Qualidade do ar melhora durante o voo
Fatores como a altitude do voo, episódios de turbulência ou a duração do serviço de refeições não tiveram impacto significativo na qualidade do ar respirado a bordo. Dentro do avião, o sistema de ventilação encarrega-se de renovar o ar mais de 20 vezes por hora, com uma mistura de ar do exterior com ar recirculado, mas filtrado. Esta renovação constante explica, aliás, a melhor qualidade do ar durante as horas de voo.

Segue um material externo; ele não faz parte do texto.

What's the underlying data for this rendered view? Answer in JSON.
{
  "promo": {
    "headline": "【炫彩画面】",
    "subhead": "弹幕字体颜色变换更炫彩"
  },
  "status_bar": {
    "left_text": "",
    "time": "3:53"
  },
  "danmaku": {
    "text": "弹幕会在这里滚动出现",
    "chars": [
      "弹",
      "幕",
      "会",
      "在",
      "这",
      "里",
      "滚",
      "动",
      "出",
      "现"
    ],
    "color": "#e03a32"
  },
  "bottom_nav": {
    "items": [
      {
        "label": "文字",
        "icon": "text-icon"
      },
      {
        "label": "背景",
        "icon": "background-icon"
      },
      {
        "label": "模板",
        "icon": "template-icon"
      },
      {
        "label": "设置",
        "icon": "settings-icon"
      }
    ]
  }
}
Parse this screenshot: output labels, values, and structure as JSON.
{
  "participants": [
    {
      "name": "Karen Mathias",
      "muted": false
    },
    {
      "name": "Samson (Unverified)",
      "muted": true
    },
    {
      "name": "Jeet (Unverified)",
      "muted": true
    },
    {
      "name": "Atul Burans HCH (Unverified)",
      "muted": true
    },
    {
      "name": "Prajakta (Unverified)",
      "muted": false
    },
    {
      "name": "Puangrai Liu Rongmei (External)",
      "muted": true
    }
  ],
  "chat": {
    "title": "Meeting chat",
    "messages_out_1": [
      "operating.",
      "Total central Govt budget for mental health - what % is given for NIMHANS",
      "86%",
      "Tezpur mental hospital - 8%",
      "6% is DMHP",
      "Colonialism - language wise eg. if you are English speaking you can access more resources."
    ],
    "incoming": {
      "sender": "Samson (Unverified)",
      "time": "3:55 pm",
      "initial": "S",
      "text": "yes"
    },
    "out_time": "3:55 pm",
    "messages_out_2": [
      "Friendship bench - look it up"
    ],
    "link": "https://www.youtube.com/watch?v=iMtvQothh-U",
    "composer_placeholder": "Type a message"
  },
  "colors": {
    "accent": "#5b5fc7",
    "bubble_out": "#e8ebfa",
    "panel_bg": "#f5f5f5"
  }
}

Os investigadores concluíram, portanto, que a explicação para a elevada concentração destes dois poluentes praticamente invisíveis, mas prejudiciais para a saúde, está, em grande parte, fora dos aviões.
É nos aeroportos que estas partículas se concentram em maior número, num ambiente onde aeronaves se cruzam com veículos de apoio em terra e equipamentos movidos a gasóleo. E essas partículas não ficam confinadas ao perímetro do aeroporto, podendo ser detetadas a vários quilómetros de distância, bem no meio das comunidades vizinhas.
Apesar dos valores elevados na zona do aeroporto, há locais onde a concentração de partículas é ainda mais preocupante, como, por exemplo, nas linhas de metro. O mesmo acontece em áreas densamente urbanas, onde circulam muitos veículos. O estudo aponta que, numa zona de táxis, as concentrações destes poluentes foram três a quatro vezes superiores às registadas no aeroporto francês.
Ainda assim, o contexto não é irrelevante. Em 2025, o número global de passageiros aéreos ultrapassou, pela primeira vez, os 5 mil milhões. A eles juntam-se mais de 2 milhões de pessoas que trabalham diariamente em aeroportos e cuja exposição aos poluentes é repetida e prolongada.
Partículas são invisíveis, mas perigosas
Atualmente, não existem orientações específicas para a monitorização das partículas ultrafinas. Embora reconheça os efeitos nocivos destas partículas, a Organização Mundial de Saúde ainda não tem diretrizes concretas, apenas recomenda boas práticas.
De acordo com a OMS, as partículas com diâmetro inferior a 100 nanómetros representam um risco significativo para a saúde devido à capacidade de penetrarem no organismo e entrarem na corrente sanguínea.
Sabe-se, para já, que estes poluentes podem provocar a inflamação dos pulmões, o aumento da pressão arterial e o aparecimento de doenças cardiovasculares, assim como problemas no desenvolvimento fetal. Em estudos de larga escala, estão também associados a mortes precoces, incluindo por cancro do pulmão. Há ainda evidências que apontam ainda para o impacto no sistema nervoso e na progressão de doenças neurodegenerativas, como Parkinson e Alzheimer.
Até ao momento, nem as partículas ultrafinas nem o carbono negro estão sujeitos a limites legais. Na União Europeia, são monitorizados, mas não regulados.
Em todo mundo, só a Finlândia, a Estónia, a Islândia, a Austrália, a Nova Zelândia e Granada é que têm os níveis de qualidade de ar considerados seguros. As situações mais graves de poluição estão na Ásia.